![]() |
Mapolda Sumatera Barat. |
Pasaman Barat | GarisPolisi.com - Aktivitas tambang emas ilegal (PETI) yang marak di beberapa wilayah Pasaman Barat menuai sorotan tajam dari masyarakat dan pegiat lingkungan. Ketua LSM Team Operasional Penyelamatan Asset Negara Republik Indonesia (TOPAN RI) Pasaman Barat, Arwin Lubis, mendesak aparat penegak hukum untuk bertindak tegas terhadap para pelaku yang dinilai telah merusak lingkungan dan mengabaikan hukum.
“Penambangan emas tanpa izin sudah sangat meresahkan. Tidak hanya melanggar hukum, tetapi juga membahayakan ekosistem dan merugikan masyarakat,” kata Arwin dalam keterangan tertulis, Rabu (9/4/2025).
Tambang emas ilegal dilaporkan menjamur di Kecamatan Ranah Batahan, Talamau, dan Sungai Aur. Para pelaku bahkan menggunakan alat berat jenis ekskavator dalam aktivitasnya. Akibatnya, sempadan sungai rusak parah, vegetasi hilang, dan air sungai menjadi keruh serta tercemar.
“Dulu air sungai menjadi sumber utama warga untuk mandi dan minum. Sekarang air berubah cokelat dan tidak layak konsumsi,” ujar salah satu warga Talamau yang enggan disebutkan namanya.
Risiko banjir juga meningkat karena daya serap tanah menurun drastis. Warga kini kesulitan mendapatkan air bersih untuk kebutuhan sehari-hari.
Selain menambang tanpa izin, para pelaku diduga kuat menggunakan BBM bersubsidi jenis solar untuk mengoperasikan alat berat. Arwin menyebut hal ini sebagai bentuk perampasan hak rakyat kecil dan pengkhianatan terhadap kebijakan energi nasional.
“BBM bersubsidi seharusnya digunakan untuk nelayan dan petani, bukan untuk kegiatan ilegal yang merusak lingkungan,” tegasnya.

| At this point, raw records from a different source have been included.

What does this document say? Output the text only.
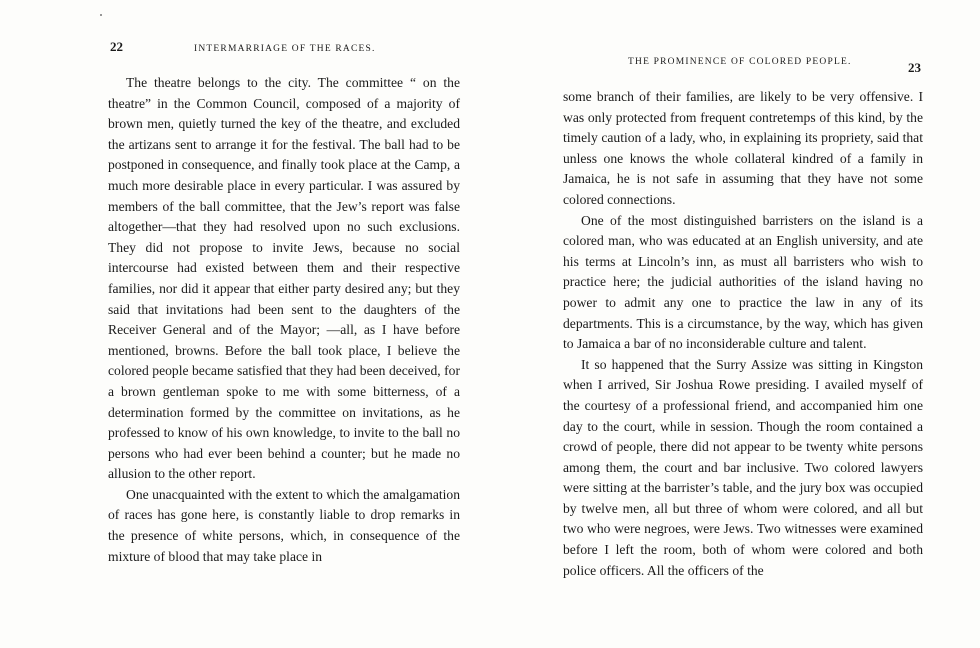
22	INTERMARRIAGE OF THE RACES.

The theatre belongs to the city. The committee “ on the theatre” in the Common Council, composed of a majority of brown men, quietly turned the key of the theatre, and excluded the artizans sent to arrange it for the festival. The ball had to be postponed in consequence, and finally took place at the Camp, a much more desirable place in every particular. I was assured by members of the ball committee, that the Jew’s report was false altogether—that they had resolved upon no such exclusions. They did not propose to invite Jews, because no social intercourse had existed between them and their respective families, nor did it appear that either party desired any; but they said that invitations had been sent to the daughters of the Receiver General and of the Mayor; —all, as I have before mentioned, browns. Before the ball took place, I believe the colored people became satisfied that they had been deceived, for a brown gentleman spoke to me with some bitterness, of a determination formed by the committee on invitations, as he professed to know of his own knowledge, to invite to the ball no persons who had ever been behind a counter; but he made no allusion to the other report.

One unacquainted with the extent to which the amalgamation of races has gone here, is constantly liable to drop remarks in the presence of white persons, which, in consequence of the mixture of blood that may take place in

THE PROMINENCE OF COLORED PEOPLE.	23

some branch of their families, are likely to be very offensive. I was only protected from frequent contretemps of this kind, by the timely caution of a lady, who, in explaining its propriety, said that unless one knows the whole collateral kindred of a family in Jamaica, he is not safe in assuming that they have not some colored connections.

One of the most distinguished barristers on the island is a colored man, who was educated at an English university, and ate his terms at Lincoln’s inn, as must all barristers who wish to practice here; the judicial authorities of the island having no power to admit any one to practice the law in any of its departments. This is a circumstance, by the way, which has given to Jamaica a bar of no inconsiderable culture and talent.

It so happened that the Surry Assize was sitting in Kingston when I arrived, Sir Joshua Rowe presiding. I availed myself of the courtesy of a professional friend, and accompanied him one day to the court, while in session. Though the room contained a crowd of people, there did not appear to be twenty white persons among them, the court and bar inclusive. Two colored lawyers were sitting at the barrister’s table, and the jury box was occupied by twelve men, all but three of whom were colored, and all but two who were negroes, were Jews. Two witnesses were examined before I left the room, both of whom were colored and both police officers. All the officers of the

Meski Kepolisian Daerah Sumatera Barat dan Polres Pasaman Barat sempat menggelar razia pada Februari 2025 termasuk menyita alat berat dan menangkap operator, namun aktivitas tambang ilegal tetap berlangsung.
Warga menilai aparat penegak hukum belum bertindak secara konsisten dan menyeluruh. Ketidaktegasan ini dikhawatirkan dapat memicu konflik horizontal karena perbedaan pandangan di tengah masyarakat: sebagian menolak tambang, namun sebagian lainnya tergiur keuntungan instan.
Berdasarkan Undang-Undang Nomor 3 Tahun 2020 tentang Perubahan atas UU No. 4 Tahun 2009 tentang Pertambangan Mineral dan Batubara, aktivitas pertambangan tanpa izin resmi (IUP, IUPK, atau izin dari pemerintah) merupakan tindak pidana.
Pasal 158 berbunyi:
"Setiap orang yang melakukan usaha penambangan tanpa izin resmi, dipidana dengan pidana penjara paling lama 5 (lima) tahun dan denda paling banyak Rp100.000.000.000 (seratus miliar rupiah)."
Arwin dan sejumlah tokoh masyarakat pun mendesak agar hukum ditegakkan tanpa pandang bulu. “Jika dibiarkan, kerusakan akan semakin luas, dan konflik sosial tidak terhindarkan,” tegasnya.
Sebagai informasi, pengurusan izin usaha pertambangan harus melalui prosedur resmi sesuai regulasi pemerintah, termasuk Analisis Mengenai Dampak Lingkungan (AMDAL), perizinan dari Kementerian ESDM, serta izin lokasi dari pemerintah daerah.
Dengan meningkatnya tekanan publik, diharapkan aparat dan instansi terkait segera bertindak sebelum kerusakan lingkungan dan dampaknya terhadap masyarakat semakin tidak terkendali.